I have seen a lot of stab wounds in my time. My job wasnt all sprained ankles. So I said then, well, she wouldnt die at all. Which she wouldnt. It wouldnt have been fun for her, but it would have been easy to patch up.
Elizabeth was nodding away, and said that was precisely what she had told Ibrahim, although I didnt know Ibrahim at that time. As I say, this was a couple of months ago.
It hadnt seemed at all right to Elizabeth, and her view was that the boyfriend had killed her. I know this is still often the case. You read about it.
I think before I moved in I might have found this whole conversation unusual, but it is pretty par for the course once you get to know everyone here. Last week I met the man who invented Mint Choc Chip ice cream, or so he tells it. I dont really have any way of checking.
I was glad to have helped Elizabeth in my small way, so decided I might ask a favour. I asked if there was any way I could take a look at the picture of the corpse. Just out of professional interest.
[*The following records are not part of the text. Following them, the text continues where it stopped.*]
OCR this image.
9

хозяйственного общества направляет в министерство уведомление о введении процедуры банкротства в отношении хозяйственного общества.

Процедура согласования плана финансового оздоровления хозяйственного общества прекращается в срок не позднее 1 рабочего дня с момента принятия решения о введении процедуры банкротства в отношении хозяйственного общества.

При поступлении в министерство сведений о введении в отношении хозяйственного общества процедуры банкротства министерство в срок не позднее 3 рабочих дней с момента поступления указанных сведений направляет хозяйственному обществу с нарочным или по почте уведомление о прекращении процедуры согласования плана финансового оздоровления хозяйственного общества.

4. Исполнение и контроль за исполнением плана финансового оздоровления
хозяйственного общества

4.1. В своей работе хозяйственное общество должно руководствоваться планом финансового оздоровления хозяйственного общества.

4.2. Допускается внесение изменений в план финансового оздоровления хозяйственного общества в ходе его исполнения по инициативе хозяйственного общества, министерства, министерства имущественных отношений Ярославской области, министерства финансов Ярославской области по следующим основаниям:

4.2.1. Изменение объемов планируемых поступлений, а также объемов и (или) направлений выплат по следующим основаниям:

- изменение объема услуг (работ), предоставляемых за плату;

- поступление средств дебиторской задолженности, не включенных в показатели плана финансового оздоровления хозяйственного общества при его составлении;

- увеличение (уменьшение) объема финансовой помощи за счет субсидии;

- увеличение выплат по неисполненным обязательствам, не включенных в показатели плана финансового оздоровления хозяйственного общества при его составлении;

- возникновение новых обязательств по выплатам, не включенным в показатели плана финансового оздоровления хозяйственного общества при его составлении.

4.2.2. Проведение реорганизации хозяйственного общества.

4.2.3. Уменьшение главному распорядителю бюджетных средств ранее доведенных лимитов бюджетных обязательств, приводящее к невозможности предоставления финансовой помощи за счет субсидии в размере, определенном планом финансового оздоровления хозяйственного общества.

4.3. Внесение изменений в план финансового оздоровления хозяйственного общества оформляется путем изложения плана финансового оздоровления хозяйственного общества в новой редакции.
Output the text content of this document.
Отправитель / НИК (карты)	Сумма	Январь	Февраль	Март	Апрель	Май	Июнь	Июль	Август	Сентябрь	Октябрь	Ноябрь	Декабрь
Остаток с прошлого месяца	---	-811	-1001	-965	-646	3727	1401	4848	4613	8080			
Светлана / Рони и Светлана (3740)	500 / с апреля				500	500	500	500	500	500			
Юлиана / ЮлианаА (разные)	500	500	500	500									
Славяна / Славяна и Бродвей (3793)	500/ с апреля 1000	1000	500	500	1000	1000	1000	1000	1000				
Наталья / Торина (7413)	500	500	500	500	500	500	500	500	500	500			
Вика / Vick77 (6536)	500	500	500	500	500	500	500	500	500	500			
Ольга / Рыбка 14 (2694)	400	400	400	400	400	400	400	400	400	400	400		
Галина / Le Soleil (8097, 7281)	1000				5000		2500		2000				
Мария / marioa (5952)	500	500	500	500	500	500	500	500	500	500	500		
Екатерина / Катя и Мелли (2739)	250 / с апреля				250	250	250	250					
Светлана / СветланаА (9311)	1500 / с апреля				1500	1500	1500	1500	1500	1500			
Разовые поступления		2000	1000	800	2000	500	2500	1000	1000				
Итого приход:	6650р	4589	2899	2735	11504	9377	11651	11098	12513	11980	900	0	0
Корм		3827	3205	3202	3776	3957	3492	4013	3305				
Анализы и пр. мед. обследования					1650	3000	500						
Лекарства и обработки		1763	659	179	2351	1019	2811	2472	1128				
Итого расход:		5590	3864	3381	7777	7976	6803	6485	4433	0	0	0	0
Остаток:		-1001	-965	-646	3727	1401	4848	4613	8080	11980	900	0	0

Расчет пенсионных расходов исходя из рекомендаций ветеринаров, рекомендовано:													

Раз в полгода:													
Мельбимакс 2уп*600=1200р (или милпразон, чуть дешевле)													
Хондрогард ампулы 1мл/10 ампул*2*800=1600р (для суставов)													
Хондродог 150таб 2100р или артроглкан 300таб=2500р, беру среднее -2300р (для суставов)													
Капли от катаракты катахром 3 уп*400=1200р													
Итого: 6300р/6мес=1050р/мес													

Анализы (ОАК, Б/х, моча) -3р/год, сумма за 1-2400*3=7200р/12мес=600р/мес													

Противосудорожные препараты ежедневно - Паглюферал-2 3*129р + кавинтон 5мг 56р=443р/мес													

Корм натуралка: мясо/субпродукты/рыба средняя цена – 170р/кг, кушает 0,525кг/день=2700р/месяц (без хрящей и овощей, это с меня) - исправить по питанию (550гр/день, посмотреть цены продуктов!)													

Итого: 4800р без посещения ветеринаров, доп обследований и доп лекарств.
Elizabeth beamed, the way people around here beam when you ask to look at pictures of their grandchildren graduating. She slipped an A4 photocopy out of her folder, laid it, face down, in front of me and told me to keep it, as they all had copies.
I told her that was very kind of her, and she said not at all, but she wondered if she could ask me one final question.
Of course, I said.
Then she said, Are you ever free on Thursdays?
And, that, believe it or not, was the first I had heard of Thursdays.
PC Donna De Freitas would like to have a gun. She would like to be chasing serial killers into abandoned warehouses, grimly getting the job done, despite a fresh bullet wound in her shoulder. Perhaps developing a taste for whisky and having an affair with her partner.
But for now, twenty-six years old, and sitting down for lunch at 11.45 in the morning, with four pensioners she has only just met, Donna understands that she will have to work her way up to all that. And besides, she has to admit that the last hour or so has been rather fun.